My Story: While working at my job grading papers I was offered a job at Duke University. To be blunt, the offer was far below my expectation or what I was comfortable taking. Think 20 thousand dollars lower than what I was making when I graduated from college at 21. I applied to hundreds of jobs and with my experience, connections, prayers this was my only job offer to show for it. With no other options, I accepted the position with a plan to leave as soon as I received a higher offer.

I called brother Julian to get feedback on this situation and he ask me this question:

G, What’s your purpose? Duke is one of the best universities in the world. You will work around smart people, be in a academic setting, exposed to things you have never experienced. Don’t leave a job because of money, learn what you can while there and only leave if something comes to YOU that is a exactly what you want.

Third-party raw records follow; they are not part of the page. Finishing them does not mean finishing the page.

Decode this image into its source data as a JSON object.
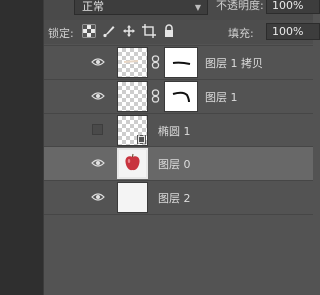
{
  "header": {
    "blend_mode": "正常",
    "opacity_label": "不透明度:",
    "opacity_value": "100%"
  },
  "lock_bar": {
    "lock_label": "锁定:",
    "lock_icons": [
      "lock-transparent-pixels-icon",
      "lock-image-pixels-icon",
      "lock-position-icon",
      "lock-artboard-icon",
      "lock-all-icon"
    ],
    "fill_label": "填充:",
    "fill_value": "100%"
  },
  "layers": [
    {
      "name": "图层 1 拷贝",
      "visible": true,
      "thumb": "transparent",
      "mask": "stroke-line",
      "selected": false
    },
    {
      "name": "图层 1",
      "visible": true,
      "thumb": "transparent",
      "mask": "stroke-curve",
      "selected": false
    },
    {
      "name": "椭圆 1",
      "visible": false,
      "thumb": "transparent-shape",
      "mask": null,
      "selected": false
    },
    {
      "name": "图层 0",
      "visible": true,
      "thumb": "apple",
      "mask": null,
      "selected": true
    },
    {
      "name": "图层 2",
      "visible": true,
      "thumb": "white",
      "mask": null,
      "selected": false
    }
  ],
  "colors": {
    "panel_bg": "#535353",
    "selected_row_bg": "#686868",
    "apple_red": "#c8343f"
  }
}
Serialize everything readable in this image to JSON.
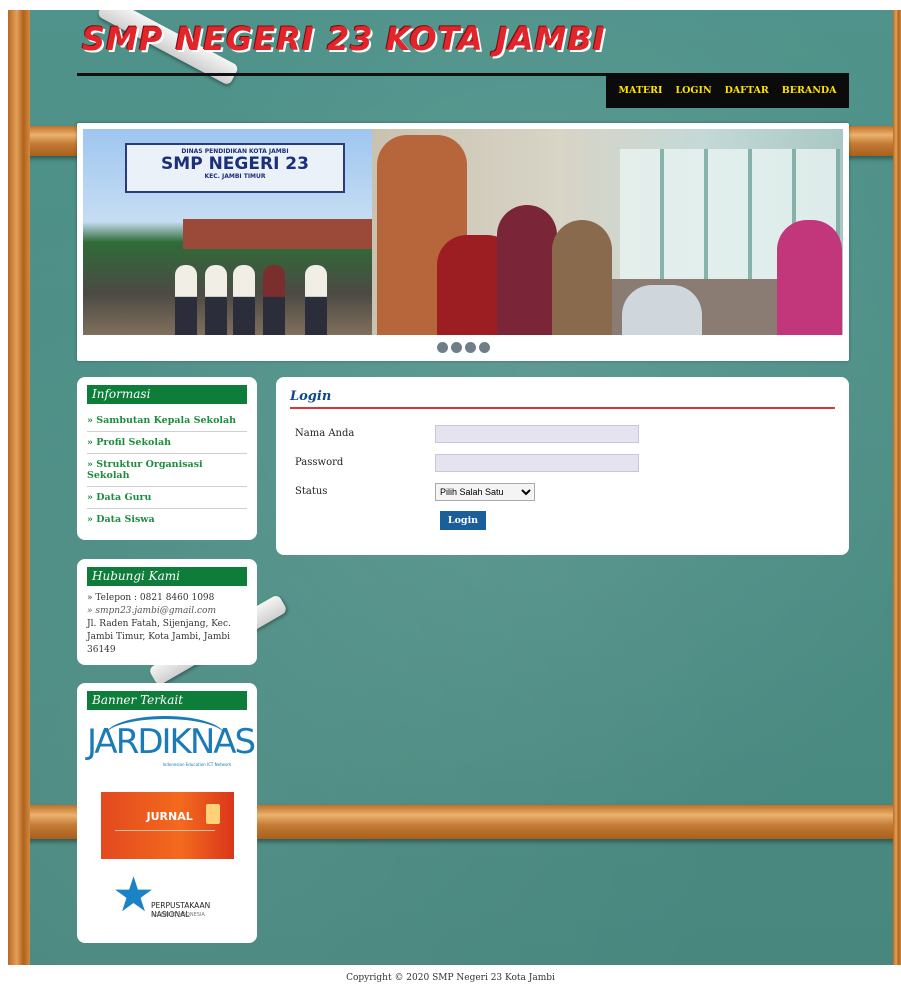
{
  "site": {
    "title": "SMP NEGERI 23 KOTA JAMBI"
  },
  "nav": {
    "items": [
      "MATERI",
      "LOGIN",
      "DAFTAR",
      "BERANDA"
    ],
    "color": "#ffe400"
  },
  "slider": {
    "sign_line1": "DINAS PENDIDIKAN KOTA JAMBI",
    "sign_line2": "SMP NEGERI 23",
    "sign_line3": "KEC. JAMBI TIMUR",
    "dots": 4
  },
  "sidebar": {
    "info": {
      "title": "Informasi",
      "items": [
        "» Sambutan Kepala Sekolah",
        "» Profil Sekolah",
        "» Struktur Organisasi Sekolah",
        "» Data Guru",
        "» Data Siswa"
      ]
    },
    "contact": {
      "title": "Hubungi Kami",
      "phone": "» Telepon : 0821 8460 1098",
      "email": "» smpn23.jambi@gmail.com",
      "address": "Jl. Raden Fatah, Sijenjang, Kec. Jambi Timur, Kota Jambi, Jambi 36149"
    },
    "banner": {
      "title": "Banner Terkait",
      "jardiknas": "JARDIKNAS",
      "jardiknas_sub": "Indonesian Education ICT Network",
      "jurnal": "JURNAL",
      "perpus": "PERPUSTAKAAN NASIONAL",
      "perpus_sub": "REPUBLIK INDONESIA"
    }
  },
  "login": {
    "title": "Login",
    "name_label": "Nama Anda",
    "password_label": "Password",
    "status_label": "Status",
    "status_selected": "Pilih Salah Satu",
    "button": "Login"
  },
  "footer": {
    "text": "Copyright © 2020 SMP Negeri 23 Kota Jambi"
  },
  "colors": {
    "board": "#4a8f85",
    "title": "#e1252b",
    "sidebar_header": "#0e7d3a",
    "login_button": "#1b5e9c"
  }
}
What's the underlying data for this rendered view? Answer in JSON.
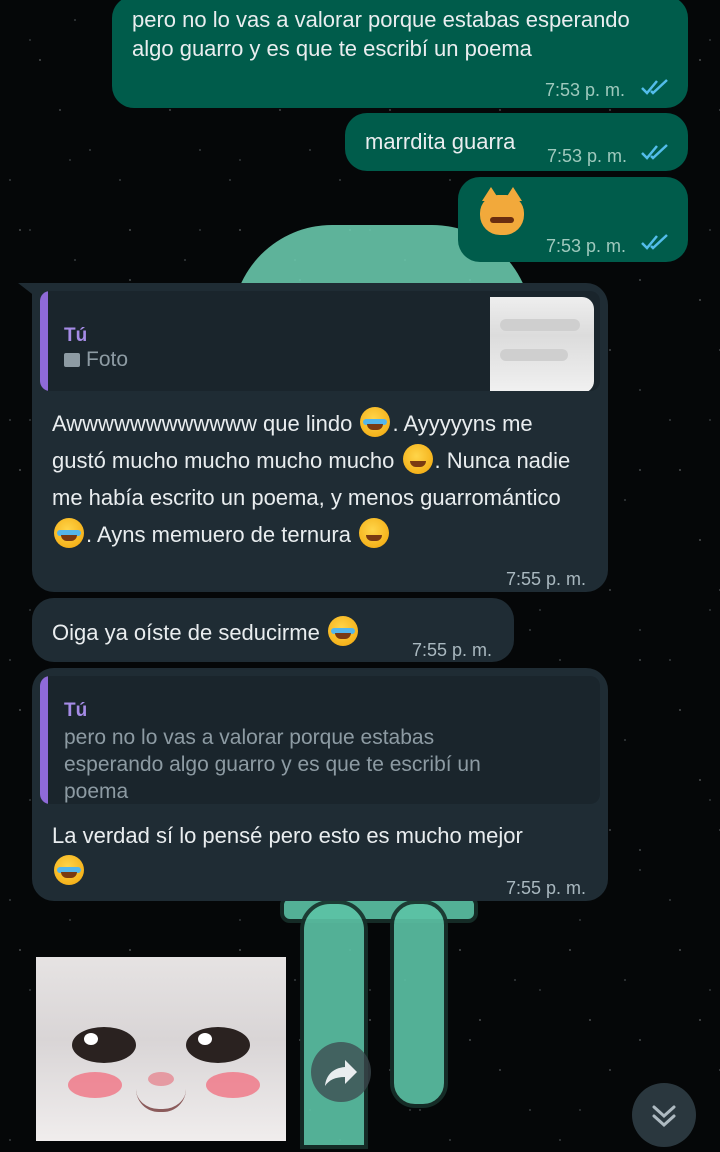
{
  "messages": {
    "m1": {
      "text": "pero no lo vas a valorar porque estabas esperando algo guarro y es que te escribí un poema",
      "time": "7:53 p. m."
    },
    "m2": {
      "text": "marrdita guarra",
      "time": "7:53 p. m."
    },
    "m3": {
      "emoji": "pouting-cat-face",
      "time": "7:53 p. m."
    },
    "m4": {
      "quote_author": "Tú",
      "quote_text": "Foto",
      "text_1": "Awwwwwwwwwwww que lindo ",
      "text_2": ". Ayyyyyns me gustó mucho mucho mucho mucho ",
      "text_3": ". Nunca nadie me había escrito un poema, y menos guarromántico",
      "text_4": ". Ayns memuero de ternura ",
      "time": "7:55 p. m."
    },
    "m5": {
      "text": "Oiga ya oíste de seducirme ",
      "time": "7:55 p. m."
    },
    "m6": {
      "quote_author": "Tú",
      "quote_text": "pero no lo vas a valorar porque estabas esperando algo guarro y es que te escribí un poema",
      "text": "La verdad sí lo pensé pero esto es mucho mejor",
      "time": "7:55 p. m."
    }
  },
  "colors": {
    "outgoing_bubble": "#005c4b",
    "incoming_bubble": "#1f2c34",
    "read_ticks": "#53bdeb",
    "quote_bar": "#8f6ad8"
  },
  "icons": {
    "read_receipt": "double-check-icon",
    "forward": "forward-arrow-icon",
    "scroll_down": "double-chevron-down-icon",
    "photo": "image-icon"
  }
}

That advice changed my whole perspective. This job has allowed me to meet people that are changing the world, attend conferences and lectures for free, and help me in areas I could never imagine. I wouldn’t have even been open to the opportunity if I would have trusted myself.

Translation to Life: You might be stuck in a dead end job, relationship, or a point in your life where things are going fine, but you just don’t feel fulfilled. I challenge you to focus at the beginning of the day, on what can make your day great. Then be sure to put your energy that day specifically into that.

Question to ask yourself daily: What is this experience teaching me?

  1. Don’t leave ANY talent left behind

(*clip above only 29 seconds)

I know you remember the Little Giant’s movie. The movie about a group of kids that had no talent or business playing youth football, yet by the end of the season they almost one a championship. What really spoke to me about them is that through their journey they were outmatched in nearly all areas, but utilized everything they had to be champions.

My Story: Today I am back in the same place I was in December 2014. Actually, I am in a far better place then was a year ago this time. I have a budding podcast, speaking engagements, deep involvement in church with some HUGE new projects down the pipeline that hopefully change the world. But that all would not have happened if I wouldn’t have had 3 months of Deep isolation, or donated plasma or worked at a job I was overqualified for or took that job at Duke getting paid 20k less then I made 5 years ago when I was 21.

Last week while at dinner with my Marcus Bass he asked me; “Greg what is your goal in life.? I told him simply “To Leave no Talent God has given me untapped”

Question to ask yourself? What is your Goal in Life?

Translation to Life: Please don’t live life like you have an option if you want to be great or not. It is NOT an option. Don’t operate in 3 gears when you have 6.

If you got nothing from this article, please remember this:

 Life is short. Have Fun. Be Conscious. Be Intentional. Remember you’re a Genius – Greg E. Hill

Question: What is one thing 2015 has taught you about life?